From the land of Per came the notion of legality and ‘fair play’. They would set up a settlement and surround it with some form of limit, was it a stockade or simply a ditch? This came to be known as a ‘par-ish’ boundary. Within the boundaries Par or Fer law ruled. And whether you were a sailor shortly ashore or a mountain man visiting the town if you broke the law you would be punished, and punished by beating, imprisonment or death according to the seriousness of the offence. The law was impartial. Everyone was subject to it and each was given the same punishment for the same offence. Hence the system was deemed ‘fair’.
These were slender people with light hair whether blonde or dark. They set up stalls and markets and offered food for the wanderer come to see what all the fuss was about.

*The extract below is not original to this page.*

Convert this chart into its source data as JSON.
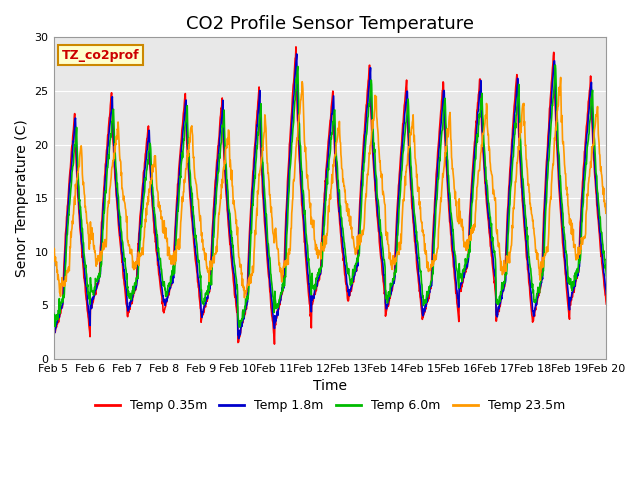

So we find two words in English ‘fare’ for food and ‘fair’ for a place of diversion and a market. Did they bring ‘pears’? Or show it was equal by making a pair balance on scales?
They brought the gifts of civilisation. They brought flour and the means to make it – the French still call it ‘farine’. They brought iron and all the arts of smelting – fer and ferrous, ferric. Without too great a stretch comes ‘pyr’ – ‘fire’ – with which to melt the ore. These were kiln users, skilled in the arts of fire. From this too comes ‘pure’ and ‘purification’. Don’t be blinded by letters. The letter ‘y’ can be ‘-ai’ as in English apply, fry and try, or it can be ‘ü’ as in ‘tymian’ (toomian) in German, that is the herb ‘thyme’ (time) in English. Pyre may sound very English, and it is. But when it becomes pür (poo-r) the shift is small but the meaning great. To make pure cleanse it with fire. Most purifications involve either fire or water, or indeed both.
All of this from those little men under the earth.
And who are the Pixies? You might ask. Well if you have read this far it will come as no surprise I believe they are the Pictish people. These were the settlers from Crete, who gave their name to ‘cretin’ that iodine deficiency that Oxford scholars declare means ‘Christian’. A foolish nonsense born of the embarassment of Swiss doctors to admit the word is used in a deprecating manner, not an elevating one.
Much of Pictish culture remains in more than stone carvings in Britain. So many aspectrs called Celtic are Pictish in origin, the Book of Kells, for example. Read The Alban Quest by Farley Mowatt, also called the Farfarers in America. These are the people who left their image in European folklore as witches, Hexe, gnarled old women with crooked fingers and slender bodies, who ate babies. These were people of Indian origin by way of Sumeria. They were small, slight and kept their psychic senses alive. They are Dravidian people who first colonised the region around the Persian Gulf from at least 5000 BCE. They were merchants and civilisers, bringing coins and weights and measures with them, as well as the knowledge of the stars they needed to navigate by. The western Zodiac is a mythologised verson of the original Eastern zodiac filled with images of dangers and the accoutrements of civilisation.
Being small and wizened they were pushed by succeeding invaders into the extremities of these islands, the west coast of Ireland, western Wales (called the kingdom of Ireland in the Mabinogion), into Scotland and finally into the north-eastern parts of that land. The crowning of the Pictish kings took place in Scone, just outside Perth, until the invading Gaels defeated them and stole their sacred place. It was from this place that the Stone of Scone was taken to Westminster Abbey where it has been used as the coronation stone for many centuries. It is related to the Blarney Stone, in Ireland. The Picts were much closer to nature than their fifth root race rivals, the Gaels and later the Saxons.
Being versed in magic and the inner senses they gained a reputation for wickedness (wicca – being firstly the wisdom tradition of the Picts). Hence they were called Pixies and blamed for menacing ‘decent folk’. Like the Gypsies who had a similar origin and belong to the heart-centred people of the fourth root race.